If you saw Long Pross recounting her horrific experiences in a documentary made about the humanitarian work being done by Somaly Mam, might you feel inclined to make a donation to her Somaly Mam Foundation – committed as it is to stamping out sex slavery in Cambodia?
In 1998 a popular weekly French TV show - Envoye Special - screened a documentary about Somaly Mam, relatively unknown at the time, and the work she was doing rescuing girls and women from the sex trade.
In the opening scene Meas Ratha, a 14 year old Cambodian girl, recounts her experiences in a brothel. Somaly sits at her side as Meas Ratha tells of how she had been promised a job as a waitress in Phnom Penh, but wound up a captive in a brothel.
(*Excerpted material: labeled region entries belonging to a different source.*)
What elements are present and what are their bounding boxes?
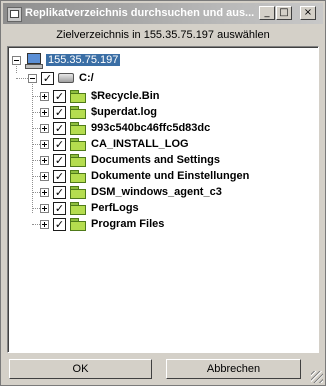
window-title: Replikatverzeichnis durchsuchen und aus.… — [25, 7, 255, 19]
folder-label[interactable]: PerfLogs — [91, 202, 139, 214]
folder-icon — [70, 202, 86, 215]
computer-icon — [25, 53, 43, 69]
cancel-button[interactable]: Abbrechen — [166, 359, 301, 379]
folder-checkbox[interactable]: ✓ — [53, 121, 66, 135]
tree-node-server[interactable]: 155.35.75.197 — [12, 52, 121, 69]
tree-node-folder[interactable]: ✓ DSM_windows_agent_c3 — [28, 184, 222, 200]
folder-label[interactable]: Dokumente und Einstellungen — [91, 170, 249, 182]
folder-label[interactable]: DSM_windows_agent_c3 — [91, 186, 222, 198]
folder-icon — [70, 218, 86, 231]
expand-toggle[interactable] — [40, 123, 49, 133]
tree-node-folder[interactable]: ✓ CA_INSTALL_LOG — [28, 136, 189, 152]
ok-button[interactable]: OK — [9, 359, 152, 379]
tree-node-folder[interactable]: ✓ $Recycle.Bin — [28, 88, 159, 104]
expand-toggle[interactable] — [40, 171, 49, 181]
folder-checkbox[interactable]: ✓ — [53, 137, 66, 151]
folder-checkbox[interactable]: ✓ — [53, 89, 66, 103]
folder-label[interactable]: $uperdat.log — [91, 106, 157, 118]
folder-icon — [70, 90, 86, 103]
resize-grip[interactable] — [311, 371, 323, 383]
folder-label[interactable]: $Recycle.Bin — [91, 90, 159, 102]
minimize-button[interactable]: _ — [259, 6, 275, 20]
folder-label[interactable]: 993c540bc46ffc5d83dc — [91, 122, 210, 134]
folder-label[interactable]: Program Files — [91, 218, 164, 230]
server-label[interactable]: 155.35.75.197 — [46, 54, 121, 66]
close-button[interactable]: × — [300, 6, 316, 20]
expand-toggle[interactable] — [40, 155, 49, 165]
tree-node-folder[interactable]: ✓ PerfLogs — [28, 200, 139, 216]
folder-icon — [70, 154, 86, 167]
collapse-toggle[interactable] — [28, 73, 37, 83]
expand-toggle[interactable] — [40, 187, 49, 197]
expand-toggle[interactable] — [40, 139, 49, 149]
dialog-window: Replikatverzeichnis durchsuchen und aus.… — [0, 0, 326, 386]
folder-checkbox[interactable]: ✓ — [53, 169, 66, 183]
tree-node-folder[interactable]: ✓ $uperdat.log — [28, 104, 157, 120]
folder-label[interactable]: CA_INSTALL_LOG — [91, 138, 189, 150]
title-bar[interactable]: Replikatverzeichnis durchsuchen und aus.… — [3, 3, 323, 24]
window-icon — [7, 7, 22, 22]
folder-checkbox[interactable]: ✓ — [53, 217, 66, 231]
expand-toggle[interactable] — [40, 219, 49, 229]
folder-checkbox[interactable]: ✓ — [53, 153, 66, 167]
collapse-toggle[interactable] — [12, 55, 21, 65]
folder-checkbox[interactable]: ✓ — [53, 185, 66, 199]
tree-node-folder[interactable]: ✓ Documents and Settings — [28, 152, 220, 168]
folder-icon — [70, 106, 86, 119]
expand-toggle[interactable] — [40, 107, 49, 117]
tree-node-drive[interactable]: ✓ C:/ — [12, 70, 94, 86]
folder-icon — [70, 186, 86, 199]
folder-icon — [70, 170, 86, 183]
drive-icon — [58, 73, 74, 83]
expand-toggle[interactable] — [40, 91, 49, 101]
folder-checkbox[interactable]: ✓ — [53, 105, 66, 119]
expand-toggle[interactable] — [40, 203, 49, 213]
drive-label[interactable]: C:/ — [79, 72, 94, 84]
folder-icon — [70, 122, 86, 135]
maximize-button[interactable]: □ — [276, 6, 292, 20]
drive-checkbox[interactable]: ✓ — [41, 71, 54, 85]
folder-checkbox[interactable]: ✓ — [53, 201, 66, 215]
tree-node-folder[interactable]: ✓ Program Files — [28, 216, 164, 232]
instruction-text: Zielverzeichnis in 155.35.75.197 auswähl… — [56, 29, 270, 41]
folder-icon — [70, 138, 86, 151]
directory-tree[interactable]: 155.35.75.197 ✓ C:/ ✓ $Recycle.Bin ✓ $uperd… — [7, 46, 319, 353]
tree-node-folder[interactable]: ✓ Dokumente und Einstellungen — [28, 168, 249, 184]
folder-label[interactable]: Documents and Settings — [91, 154, 220, 166]
tree-node-folder[interactable]: ✓ 993c540bc46ffc5d83dc — [28, 120, 210, 136]
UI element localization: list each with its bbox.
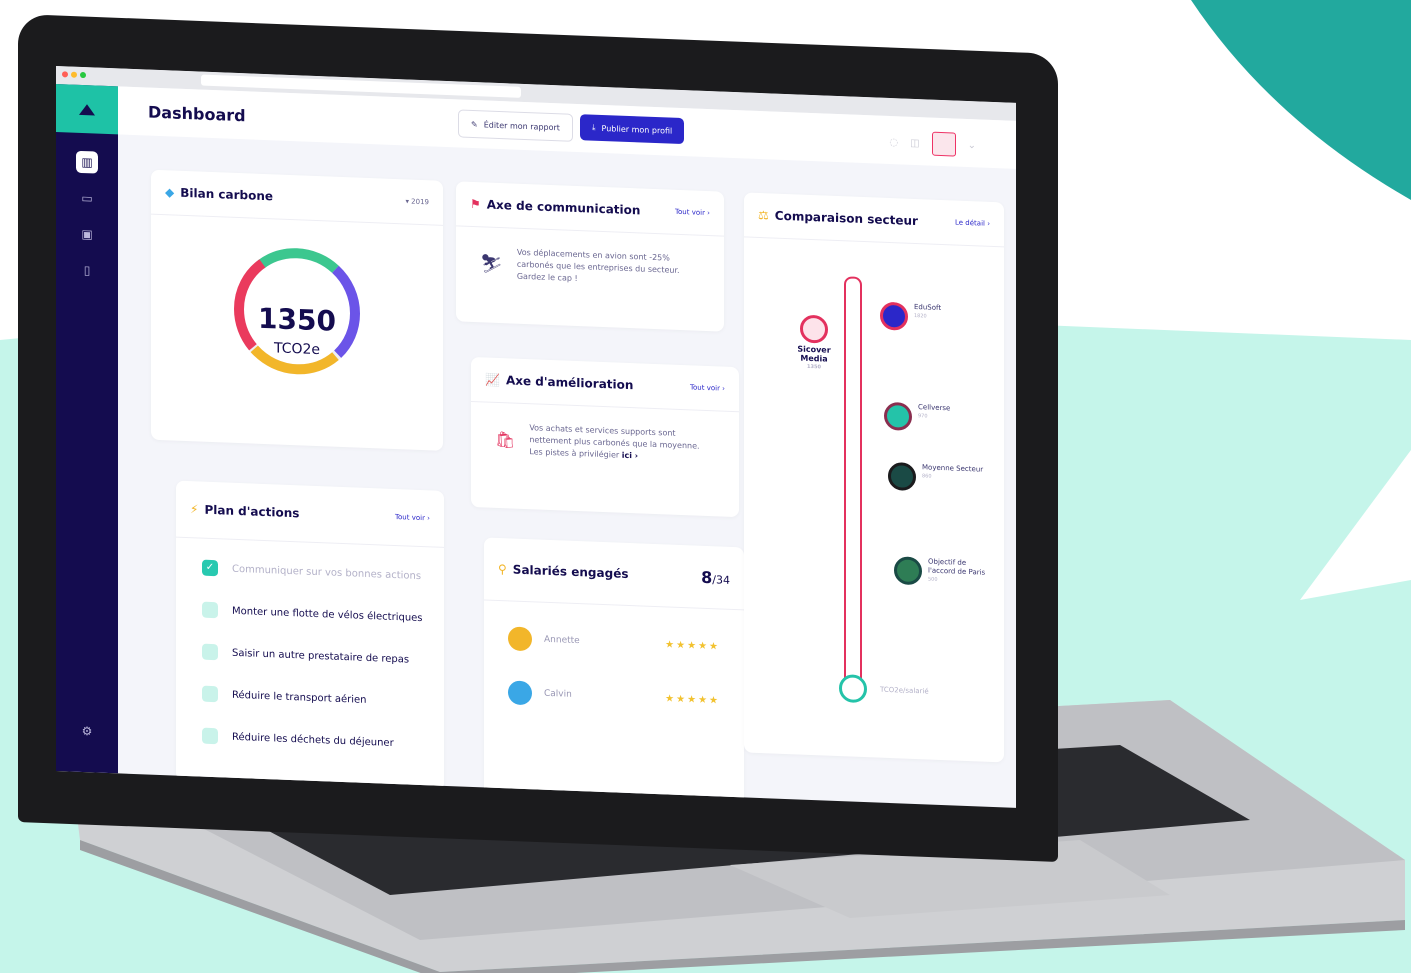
- employee-name: Calvin: [544, 688, 572, 700]
- folder-icon[interactable]: ▭: [76, 187, 98, 210]
- rating-stars: ★★★★★: [665, 638, 720, 653]
- action-label: Monter une flotte de vélos électriques: [232, 605, 423, 624]
- pin-sicover-media[interactable]: Sicover Media 1350: [792, 314, 836, 373]
- chevron-down-icon[interactable]: ⌄: [968, 140, 976, 151]
- top-icons: ◌ ◫ ⌄: [889, 130, 976, 157]
- thermometer-scale: [844, 276, 862, 691]
- pin-cellverse[interactable]: Cellverse 970: [884, 401, 950, 433]
- employee-row[interactable]: Annette ★★★★★: [484, 610, 744, 674]
- comparaison-card: ⚖ Comparaison secteur Le détail › EduSoft…: [744, 192, 1004, 763]
- amelioration-text-body: Vos achats et services supports sont net…: [529, 423, 700, 460]
- pin-edusoft[interactable]: EduSoft 1820: [880, 301, 941, 332]
- checkbox[interactable]: [202, 643, 218, 661]
- amelioration-text: Vos achats et services supports sont net…: [529, 422, 715, 465]
- rating-stars: ★★★★★: [665, 692, 720, 707]
- user-icon: ⚲: [498, 561, 507, 577]
- amelioration-link[interactable]: ici ›: [622, 451, 638, 461]
- globe-icon: [894, 556, 922, 586]
- company-logo: [884, 401, 912, 431]
- pin-objectif-paris[interactable]: Objectif de l'accord de Paris 500: [894, 556, 988, 588]
- communication-see-all-link[interactable]: Tout voir ›: [675, 208, 710, 217]
- pin-label: Sicover Media: [797, 344, 831, 364]
- amelioration-title: Axe d'amélioration: [505, 373, 634, 393]
- communication-text: Vos déplacements en avion sont -25% carb…: [516, 247, 680, 284]
- pin-moyenne-secteur[interactable]: Moyenne Secteur 860: [888, 461, 983, 494]
- pin-value: 970: [918, 413, 928, 420]
- pin-label: Objectif de l'accord de Paris: [928, 557, 986, 577]
- diamond-icon: ◆: [165, 185, 175, 200]
- chart-icon: 📈: [485, 372, 500, 388]
- action-label: Réduire les déchets du déjeuner: [232, 731, 394, 749]
- comparaison-unit: TCO2e/salarié: [880, 685, 929, 696]
- action-label: Communiquer sur vos bonnes actions: [232, 563, 422, 582]
- employee-row[interactable]: Calvin ★★★★★: [484, 664, 744, 728]
- employee-name: Annette: [544, 634, 580, 647]
- salaries-count: 8/34: [701, 567, 730, 587]
- thermometer-bulb: [839, 674, 867, 704]
- amelioration-card: 📈 Axe d'amélioration Tout voir › 🛍 Vos ac…: [471, 356, 739, 518]
- amelioration-see-all-link[interactable]: Tout voir ›: [690, 383, 725, 392]
- company-logo: [888, 461, 916, 492]
- year-selector[interactable]: ▾ 2019: [405, 197, 429, 206]
- company-logo: [880, 301, 908, 331]
- window-controls[interactable]: [62, 71, 86, 79]
- sidebar: ▥ ▭ ▣ ▯ ⚙: [56, 84, 118, 774]
- communication-card: ⚑ Axe de communication Tout voir › ⛷ Vos …: [456, 181, 724, 332]
- avatar: [508, 680, 532, 706]
- action-label: Réduire le transport aérien: [232, 689, 367, 706]
- balance-icon: ⚖: [758, 207, 769, 223]
- app-screen: ▥ ▭ ▣ ▯ ⚙ Dashboard ✎ Éditer mon rapport…: [56, 66, 1016, 808]
- logo[interactable]: [56, 84, 118, 135]
- avatar: [508, 626, 532, 652]
- edit-report-button[interactable]: ✎ Éditer mon rapport: [458, 109, 573, 142]
- download-icon: ⤓: [592, 122, 596, 132]
- checkbox-checked[interactable]: ✓: [202, 559, 218, 577]
- checkbox[interactable]: [202, 685, 218, 703]
- inbox-icon[interactable]: ▣: [76, 223, 98, 246]
- checkbox[interactable]: [202, 601, 218, 619]
- carbon-value: 1350: [258, 301, 336, 338]
- shopping-bag-icon: 🛍: [495, 429, 516, 450]
- avatar[interactable]: [931, 131, 956, 157]
- checkbox[interactable]: [202, 727, 218, 745]
- page-title: Dashboard: [148, 102, 246, 125]
- pin-value: 1350: [807, 363, 821, 371]
- company-logo: [800, 314, 828, 344]
- action-item[interactable]: Réduire les déchets du déjeuner: [202, 715, 444, 766]
- skier-icon: ⛷: [480, 252, 503, 275]
- bilan-title: Bilan carbone: [180, 185, 274, 204]
- notification-icon[interactable]: ◫: [910, 137, 919, 148]
- total-count: /34: [712, 572, 730, 587]
- comparaison-detail-link[interactable]: Le détail ›: [955, 219, 990, 228]
- pencil-icon: ✎: [471, 119, 478, 129]
- flag-icon: ⚑: [470, 196, 481, 212]
- engaged-count: 8: [701, 567, 713, 587]
- salaries-title: Salariés engagés: [512, 562, 629, 581]
- bilan-carbone-card: ◆ Bilan carbone ▾ 2019 1350 TCO2e: [151, 169, 443, 451]
- help-icon[interactable]: ◌: [889, 137, 898, 148]
- plan-title: Plan d'actions: [204, 502, 300, 521]
- edit-report-label: Éditer mon rapport: [483, 119, 560, 132]
- salaries-card: ⚲ Salariés engagés 8/34 Annette ★★★★★ Calv…: [484, 537, 744, 808]
- pin-value: 1820: [914, 312, 927, 320]
- publish-profile-button[interactable]: ⤓ Publier mon profil: [580, 114, 685, 145]
- action-label: Saisir un autre prestataire de repas: [232, 647, 410, 666]
- settings-icon[interactable]: ⚙: [76, 720, 98, 743]
- comparaison-title: Comparaison secteur: [774, 208, 918, 229]
- plan-see-all-link[interactable]: Tout voir ›: [395, 513, 430, 522]
- document-icon[interactable]: ▯: [76, 259, 98, 282]
- plan-actions-card: ⚡ Plan d'actions Tout voir › ✓ Communiquer…: [176, 480, 444, 791]
- laptop: ▥ ▭ ▣ ▯ ⚙ Dashboard ✎ Éditer mon rapport…: [0, 0, 1411, 973]
- publish-profile-label: Publier mon profil: [601, 123, 673, 136]
- bolt-icon: ⚡: [190, 502, 199, 517]
- communication-title: Axe de communication: [486, 197, 641, 218]
- home-icon[interactable]: ▥: [76, 150, 98, 174]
According to Somaly her organization, then known as AFESIP, coordinated a high profile police raid on a brothel in Phnom Penh in 2004. 83 women and girls were rescued and placed in the care of AFESIP. Ms Mam later told the UN panel that Cambodian police had entered AFESIP premises, taken 8 of the girls and murdered them. She was forced eventually to acknowledge that this story was a fabrication - that Cambodian police had neither kidnapped nor killed any girls at all.
|Meas Ratha in 2013|
And 16 years after the Somaly Mam documentary was televised, Meas Ratha—now 32 years old and married—revealed in 2013 that the story she told about her life was fabricated and scripted for her by Somaly to help raise money for the work she was doing.
Does the conflation of fact and fiction here concern you? If, when you saw the photo of Long Pross and believed that she had been stabbed in the eye you felt inclined to make a contribution to the Somaly Mam Foundation, do you still feel so inclined?
At the very least potential donors and sponsors (and all-too-gullible celebrities) should apply healthy skepticism before they fall for Somaly’s sales marketing pitch; before they fall for the marketing pitch of any NGO in the business of saving, rescuing, women and children in third world countries.
The sadder and the more compelling the story told (Long Pross and Meas Ratha’s, for instance), the cuter the kids smiling into the camera and asking for your help, the more inclined you will be to contribute to the flow of money into the NGO’s coffers.